O ibira tinha tudo a ver com a gente. Nos encontrávamos quase sempre de bicicleta  numa alameda tranquila , na decima primeira árvore, exatamente a metade do caminho para quem entrava pelo portao 3-(EU) e pelo portao 5-(ELE).

-Será que a nossa árvore ainda esta lá?

-Ah não sei, deve estar…

Na verdade, eu sabia que estava, sempre que eu ia lá com o Beto e as crianças, dava um jeito de passar naquela alameda. Olhava para a árvore e lembrava do tempo bem vivido, da paixão desmedida, o desejo ardente. Recordava  o desenho do  seu corpo enroscado ao meu, ali mesmo,  em cima daquela árvore.  Lá de cima, dava para ver o lago e de lá podíamos ver também o nosso futuro  juntos. Um dia traríamos as crianças, e subiríamos com elas para mostrar o lago.

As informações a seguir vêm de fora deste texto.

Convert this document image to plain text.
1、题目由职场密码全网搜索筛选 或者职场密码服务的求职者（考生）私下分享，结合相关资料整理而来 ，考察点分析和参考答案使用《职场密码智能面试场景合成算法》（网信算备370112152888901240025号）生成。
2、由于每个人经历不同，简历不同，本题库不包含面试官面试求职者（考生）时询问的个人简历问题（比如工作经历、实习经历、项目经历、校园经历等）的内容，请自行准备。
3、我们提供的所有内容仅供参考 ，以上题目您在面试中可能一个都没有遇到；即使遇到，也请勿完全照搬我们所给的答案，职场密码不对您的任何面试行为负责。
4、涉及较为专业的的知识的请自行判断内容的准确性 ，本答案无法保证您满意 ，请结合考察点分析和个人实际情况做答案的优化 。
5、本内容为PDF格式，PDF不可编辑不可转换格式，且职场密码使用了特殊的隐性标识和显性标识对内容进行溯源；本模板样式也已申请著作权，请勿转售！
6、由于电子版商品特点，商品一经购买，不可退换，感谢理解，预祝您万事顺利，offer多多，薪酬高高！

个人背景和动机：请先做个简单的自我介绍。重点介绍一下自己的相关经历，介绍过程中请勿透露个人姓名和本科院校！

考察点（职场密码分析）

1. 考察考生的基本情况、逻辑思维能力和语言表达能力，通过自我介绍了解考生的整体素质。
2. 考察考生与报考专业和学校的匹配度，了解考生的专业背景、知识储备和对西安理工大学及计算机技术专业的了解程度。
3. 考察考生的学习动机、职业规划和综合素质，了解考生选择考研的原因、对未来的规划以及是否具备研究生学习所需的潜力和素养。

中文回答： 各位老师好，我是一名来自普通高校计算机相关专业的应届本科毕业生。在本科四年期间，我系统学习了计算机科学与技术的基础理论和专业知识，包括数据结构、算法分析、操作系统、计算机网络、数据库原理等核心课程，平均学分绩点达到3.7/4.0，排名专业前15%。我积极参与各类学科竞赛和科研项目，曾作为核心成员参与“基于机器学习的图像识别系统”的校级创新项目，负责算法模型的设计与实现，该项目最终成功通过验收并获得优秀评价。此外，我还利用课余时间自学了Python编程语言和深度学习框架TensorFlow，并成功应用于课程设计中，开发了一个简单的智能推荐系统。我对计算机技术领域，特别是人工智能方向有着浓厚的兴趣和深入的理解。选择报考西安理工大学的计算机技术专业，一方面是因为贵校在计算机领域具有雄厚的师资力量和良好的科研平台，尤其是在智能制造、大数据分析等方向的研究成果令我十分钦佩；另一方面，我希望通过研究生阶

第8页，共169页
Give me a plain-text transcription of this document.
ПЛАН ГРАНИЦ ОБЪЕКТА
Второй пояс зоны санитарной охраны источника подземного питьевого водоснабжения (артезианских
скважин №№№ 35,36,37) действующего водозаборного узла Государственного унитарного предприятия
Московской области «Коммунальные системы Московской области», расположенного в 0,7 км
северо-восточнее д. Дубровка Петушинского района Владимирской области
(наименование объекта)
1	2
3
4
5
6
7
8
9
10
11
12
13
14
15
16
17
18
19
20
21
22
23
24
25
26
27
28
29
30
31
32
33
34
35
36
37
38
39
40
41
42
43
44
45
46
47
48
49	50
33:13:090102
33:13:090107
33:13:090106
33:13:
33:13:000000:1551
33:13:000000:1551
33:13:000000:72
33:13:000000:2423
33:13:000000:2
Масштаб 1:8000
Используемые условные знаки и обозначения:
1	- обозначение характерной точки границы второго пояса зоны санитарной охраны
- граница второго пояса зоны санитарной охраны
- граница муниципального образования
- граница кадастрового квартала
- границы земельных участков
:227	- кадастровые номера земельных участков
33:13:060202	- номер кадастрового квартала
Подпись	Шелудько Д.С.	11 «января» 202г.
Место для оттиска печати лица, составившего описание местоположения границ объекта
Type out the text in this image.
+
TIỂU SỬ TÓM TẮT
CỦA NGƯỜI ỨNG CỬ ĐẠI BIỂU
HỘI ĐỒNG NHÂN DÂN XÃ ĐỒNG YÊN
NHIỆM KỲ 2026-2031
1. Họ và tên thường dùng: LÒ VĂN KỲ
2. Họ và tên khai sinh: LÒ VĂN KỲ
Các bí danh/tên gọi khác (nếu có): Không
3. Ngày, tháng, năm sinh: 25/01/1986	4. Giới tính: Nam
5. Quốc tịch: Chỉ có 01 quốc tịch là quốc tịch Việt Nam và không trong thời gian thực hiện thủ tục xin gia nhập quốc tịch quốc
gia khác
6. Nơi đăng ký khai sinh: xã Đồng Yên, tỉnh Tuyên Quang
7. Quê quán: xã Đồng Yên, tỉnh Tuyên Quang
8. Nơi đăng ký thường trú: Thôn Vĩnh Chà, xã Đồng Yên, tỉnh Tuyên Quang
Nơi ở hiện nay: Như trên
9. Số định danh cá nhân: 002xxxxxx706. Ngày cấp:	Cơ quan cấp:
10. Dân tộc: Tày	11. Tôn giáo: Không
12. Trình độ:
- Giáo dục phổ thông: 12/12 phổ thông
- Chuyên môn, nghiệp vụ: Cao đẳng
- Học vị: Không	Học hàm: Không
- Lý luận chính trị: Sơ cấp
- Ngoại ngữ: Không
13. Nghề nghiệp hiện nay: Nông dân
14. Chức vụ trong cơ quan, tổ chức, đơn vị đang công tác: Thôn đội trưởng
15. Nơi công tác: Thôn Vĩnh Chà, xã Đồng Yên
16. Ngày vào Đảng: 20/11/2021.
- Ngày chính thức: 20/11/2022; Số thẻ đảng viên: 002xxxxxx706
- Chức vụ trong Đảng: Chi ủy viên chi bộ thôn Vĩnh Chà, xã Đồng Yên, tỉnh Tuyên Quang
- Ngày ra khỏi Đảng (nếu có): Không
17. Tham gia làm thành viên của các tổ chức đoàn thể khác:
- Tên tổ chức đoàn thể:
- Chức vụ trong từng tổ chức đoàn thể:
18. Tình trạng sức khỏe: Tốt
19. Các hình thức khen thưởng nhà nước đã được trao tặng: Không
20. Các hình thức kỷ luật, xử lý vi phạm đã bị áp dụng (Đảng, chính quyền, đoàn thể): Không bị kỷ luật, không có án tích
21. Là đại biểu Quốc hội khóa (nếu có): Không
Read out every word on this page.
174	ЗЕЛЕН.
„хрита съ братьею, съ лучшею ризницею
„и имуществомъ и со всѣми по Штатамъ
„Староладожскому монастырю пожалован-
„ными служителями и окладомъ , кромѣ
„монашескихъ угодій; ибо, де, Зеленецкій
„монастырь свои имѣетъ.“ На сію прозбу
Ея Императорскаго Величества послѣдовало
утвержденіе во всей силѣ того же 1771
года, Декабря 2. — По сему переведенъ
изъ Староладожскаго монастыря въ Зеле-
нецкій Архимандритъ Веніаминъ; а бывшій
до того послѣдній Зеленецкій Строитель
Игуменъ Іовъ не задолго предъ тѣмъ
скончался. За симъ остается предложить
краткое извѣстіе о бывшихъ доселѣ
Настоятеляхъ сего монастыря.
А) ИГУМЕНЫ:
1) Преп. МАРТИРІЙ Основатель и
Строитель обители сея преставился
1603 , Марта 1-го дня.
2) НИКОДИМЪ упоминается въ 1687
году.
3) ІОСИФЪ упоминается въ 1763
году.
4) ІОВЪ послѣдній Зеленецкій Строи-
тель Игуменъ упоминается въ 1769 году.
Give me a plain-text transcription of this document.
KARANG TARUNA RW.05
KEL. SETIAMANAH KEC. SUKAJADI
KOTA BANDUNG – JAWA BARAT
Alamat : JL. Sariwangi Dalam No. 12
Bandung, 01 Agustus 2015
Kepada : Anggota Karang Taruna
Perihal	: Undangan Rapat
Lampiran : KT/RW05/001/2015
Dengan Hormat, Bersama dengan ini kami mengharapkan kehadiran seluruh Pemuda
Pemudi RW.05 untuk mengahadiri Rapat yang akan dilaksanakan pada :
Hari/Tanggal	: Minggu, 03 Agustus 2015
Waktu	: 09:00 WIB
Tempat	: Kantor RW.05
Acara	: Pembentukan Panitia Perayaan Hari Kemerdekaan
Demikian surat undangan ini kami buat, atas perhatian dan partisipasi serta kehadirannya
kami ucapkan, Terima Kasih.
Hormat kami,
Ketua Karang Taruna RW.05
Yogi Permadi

Não consegui dormir direito aquela noite, nem trabalhar naquela manhã antes do encontro. Acordei com ressaca e dor de cabeça, mas antes das onze, já estava  lá em cima arvore. Pensei que o Luis talvez não reconhecesse meu rosto, dado a camada gigante de corretivo que tive que passar pra esconder as olheiras.

Foi então que ele chegou.

Respiro ofegante. Rejuveneço 20 anos. Me sinto uma menina.

oi fran, nossa vc está  linda ..

-E você , então? Quem corta seu cabelo agora?

-Ah, sei lá, corto num lugarzinho perto do banco. Lembra quando você  cortou a primeira vez o meu cabelo ? que me encheu de grampinhos para separa-lo em partes e seu pai flagrou a gente,   no seu banheiro cor-de-rosa ??? EU com o cabelo dividido em grampinhos!!!

E qdo a gente foi viajar com a turma para o Peru: uma turma de duas pessoas, eu e vc…?? Nossa, a gente viveu hein!…

Neste momento, o celular do Luis tocou. Ele olhou o numero, mas não atendeu. A pessoa insistia. Seis chamadas em menos de 10 minutos.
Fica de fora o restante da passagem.